Pembinaan ini dimaksudkan agar akal mengetahui bahwa kekuasaan
Allah SWT tidak terbatas, namun dapat dipahami dengan menguraikan
antara premis dan konklusi, dan merajut hubungan antara sebab dan
akibat.
3. Kedudukan akal untuk meyakini alam gaib atau mahluk gaib.
Akal diberikan kepada manusia untuk kehidupan ini. Ia
menciptakan gerak dan kegiatan hidup didalamnya. Apakah ia dapat
menembus semua rashasia kehidupan dan misteri alam raya ini?
Dibidang alam nyata saja, bagaimanakah akal menafsirkan bahwa
langit dibangun tanpa tiang, dan sistem tata surya yang teratur
ini? Bagaimanakah akal menafsirkan rahasia kehidupan yang timbul
dari benda mati?
Itulah yang harus dijawab oleh akal. Sangat mudah menebaknya,
karena secara intuitif akal adalah mahluk yang terbatas.

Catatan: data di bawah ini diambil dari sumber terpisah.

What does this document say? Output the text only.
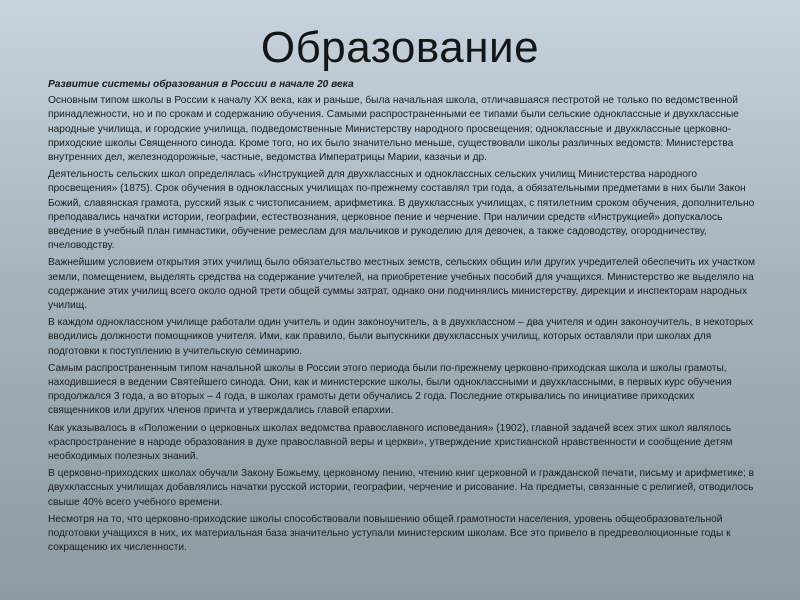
Образование

Развитие системы образования в России в начале 20 века

Основным типом школы в России к началу XX века, как и раньше, была начальная школа, отличавшаяся пестротой не только по ведомственной принадлежности, но и по срокам и содержанию обучения. Самыми распространенными ее типами были сельские одноклассные и двухклассные народные училища, и городские училища, подведомственные Министерству народного просвещения; одноклассные и двухклассные церковно-приходские школы Священного синода. Кроме того, но их было значительно меньше, существовали школы различных ведомств: Министерства внутренних дел, железнодорожные, частные, ведомства Императрицы Марии, казачьи и др.

Деятельность сельских школ определялась «Инструкцией для двухклассных и одноклассных сельских училищ Министерства народного просвещения» (1875). Срок обучения в одноклассных училищах по-прежнему составлял три года, а обязательными предметами в них были Закон Божий, славянская грамота, русский язык с чистописанием, арифметика. В двухклассных училищах, с пятилетним сроком обучения, дополнительно преподавались начатки истории, географии, естествознания, церковное пение и черчение. При наличии средств «Инструкцией» допускалось введение в учебный план гимнастики, обучение ремеслам для мальчиков и рукоделию для девочек, а также садоводству, огородничеству, пчеловодству.

Важнейшим условием открытия этих училищ было обязательство местных земств, сельских общин или других учредителей обеспечить их участком земли, помещением, выделять средства на содержание учителей, на приобретение учебных пособий для учащихся. Министерство же выделяло на содержание этих училищ всего около одной трети общей суммы затрат, однако они подчинялись министерству, дирекции и инспекторам народных училищ.

В каждом одноклассном училище работали один учитель и один законоучитель, а в двухклассном – два учителя и один законоучитель, в некоторых вводились должности помощников учителя. Ими, как правило, были выпускники двухклассных училищ, которых оставляли при школах для подготовки к поступлению в учительскую семинарию.

Самым распространенным типом начальной школы в России этого периода были по-прежнему церковно-приходская школа и школы грамоты, находившиеся в ведении Святейшего синода. Они, как и министерские школы, были одноклассными и двухклассными, в первых курс обучения продолжался 3 года, а во вторых – 4 года, в школах грамоты дети обучались 2 года. Последние открывались по инициативе приходских священников или других членов причта и утверждались главой епархии.

Как указывалось в «Положении о церковных школах ведомства православного исповедания» (1902), главной задачей всех этих школ являлось «распространение в народе образования в духе православной веры и церкви», утверждение христианской нравственности и сообщение детям необходимых полезных знаний.

В церковно-приходских школах обучали Закону Божьему, церковному пению, чтению книг церковной и гражданской печати, письму и арифметике; в двухклассных училищах добавлялись начатки русской истории, географии, черчение и рисование. На предметы, связанные с религией, отводилось свыше 40% всего учебного времени.

Несмотря на то, что церковно-приходские школы способствовали повышению общей грамотности населения, уровень общеобразовательной подготовки учащихся в них, их материальная база значительно уступали министерским школам. Все это привело в предреволюционные годы к сокращению их численности.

Bagaimanapun kehebatan dan kesempurnaan temuan-temuan akal, pada
puncak tertentu, namun jarak atara yang ada (wujud) dan tiada
(‘adam) adalah jarak yang tidak dapat digambarkan oleh akal
manusia. Akal akan sulut menjawabnya karena jarak ini berhubungan
dengan kehendak pencipta.
Kalaulah akal tidak mengakui kehendak pencipta ini, ia akan
kehilangan dirinya, atau akan terjatuh sepanjang masa.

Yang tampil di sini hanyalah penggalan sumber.